Without the advice of a seasoned insurance broker, sorting through the pros and cons of each option can tax the time and resources of a small to midsized business. With rising costs and confusing choices, negatives swell, but Kendrick notes some positive outcomes of ACA. “It’s really changed the focus to discussing how to think differently about how we finance healthcare,” he says. One innovation enacted by BCBSGa is the Enhanced Personal Health Care Program. The intent of the program is to bring down costs by redesigning the current payment model to move from volume-based payment to value-based payment. Kendrick says, “We want to complement the relationship between the patient and the physician,” with the idea being that better care leads to better overall health.
A second innovation rolled out by BCBSGa is the Accountable Care Organization (ACO). A partnership between the state’s largest health insurance provider and the state’s largest healthcare provider – Emory Healthcare – seeks to reduce costs by improving the delivery model, again transforming it from volume-based to value-based. For BCBSGa members, it’s a winning collaboration that enables their physicians to spend more time meeting patient needs while being properly compensated for their expertise, improves treatment results and lowers the costs of healthcare. Kendrick says, “You’ve got real skin in the game by the provider and the payer to lower costs and deliver better outcomes.”
Both innovations represent BCBSGa’s concerted attempt to shift the current approaches for paying for healthcare toward methods that will relieve the steep financial burden on customers while also enhancing their experience. Over time, as the impact of these innovations becomes measurable, the benefits will likely extend to more of BCBSGa’s 3 million members, including the 650,000 state employees and retirees served through the Department of Community Health’s State Health Benefit Plan (SHBP). “We serve at the pleasure of our customers,” notes Kendrick. “We have to bring demonstrable value.”
Additional efforts to lower healthcare costs through education and intervention improve the general health of Georgia’s citizenry. Kendrick says, “We’re a large organization that puts our scale and size to philanthropic use in Georgia.” BCBSGa and the Blue Cross and Blue Shield Foundation identify the health issues predominantly affecting the state then direct charitable giving of financial support and volunteer hours to empower organizations addressing those needs. Using a State Health Index, which is a compilation of public health measures, and disseminating funds through the Healthy Generations grant program, BCBSGa donated $2.3 million in 2013 to promotion of active lifestyles and reduction of the impact of chronic illnesses, such as diabetes, heart disease and lung disease in Georgia.
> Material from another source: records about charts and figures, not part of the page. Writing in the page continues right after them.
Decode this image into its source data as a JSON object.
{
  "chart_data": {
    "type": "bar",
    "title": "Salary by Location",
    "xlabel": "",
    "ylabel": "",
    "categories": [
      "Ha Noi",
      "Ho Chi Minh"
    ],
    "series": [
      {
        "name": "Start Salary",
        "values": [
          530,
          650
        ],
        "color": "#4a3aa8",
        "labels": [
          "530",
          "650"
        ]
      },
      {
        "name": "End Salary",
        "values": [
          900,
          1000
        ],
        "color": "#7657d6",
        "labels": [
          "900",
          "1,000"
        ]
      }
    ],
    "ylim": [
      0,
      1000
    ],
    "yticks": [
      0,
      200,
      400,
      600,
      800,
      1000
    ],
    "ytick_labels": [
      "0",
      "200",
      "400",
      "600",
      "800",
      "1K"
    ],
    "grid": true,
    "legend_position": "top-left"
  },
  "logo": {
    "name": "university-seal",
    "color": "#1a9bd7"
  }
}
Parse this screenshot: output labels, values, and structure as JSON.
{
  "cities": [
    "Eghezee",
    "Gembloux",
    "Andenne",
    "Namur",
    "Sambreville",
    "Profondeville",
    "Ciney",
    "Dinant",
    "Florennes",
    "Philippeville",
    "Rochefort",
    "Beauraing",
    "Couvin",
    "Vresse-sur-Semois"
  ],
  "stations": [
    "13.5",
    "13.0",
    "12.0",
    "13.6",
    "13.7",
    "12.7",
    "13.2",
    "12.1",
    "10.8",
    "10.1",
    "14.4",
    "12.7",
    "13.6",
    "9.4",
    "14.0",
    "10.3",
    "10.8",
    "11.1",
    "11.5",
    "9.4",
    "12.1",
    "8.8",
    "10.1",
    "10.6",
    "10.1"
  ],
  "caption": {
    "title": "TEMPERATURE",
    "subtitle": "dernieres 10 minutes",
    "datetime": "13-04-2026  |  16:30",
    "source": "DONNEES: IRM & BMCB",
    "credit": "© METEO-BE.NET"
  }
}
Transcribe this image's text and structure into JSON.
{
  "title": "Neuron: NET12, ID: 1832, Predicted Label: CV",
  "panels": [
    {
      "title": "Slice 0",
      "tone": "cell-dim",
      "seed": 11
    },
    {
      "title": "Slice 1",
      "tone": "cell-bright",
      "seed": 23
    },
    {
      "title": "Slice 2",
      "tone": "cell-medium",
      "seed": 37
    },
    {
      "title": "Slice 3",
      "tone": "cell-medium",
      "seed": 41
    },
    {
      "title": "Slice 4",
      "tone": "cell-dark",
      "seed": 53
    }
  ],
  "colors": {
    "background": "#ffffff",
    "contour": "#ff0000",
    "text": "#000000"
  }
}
Due to the enormity of the ACA bill, the unpacking of it isn’t complete. Proponents and opponents of the comprehensive and sweeping measure still learn new information about its contents. Much of that remains to be dissected. In the meantime, however, insurance companies like BCBSGa have begun to think critically about the best ways to move all aspects of healthcare forward – how it’s paid for, how it’s provided, how its costs are controlled – and to respond with innovations and outreach to attain positive results for payers, physicians, patients and communities across Georgia.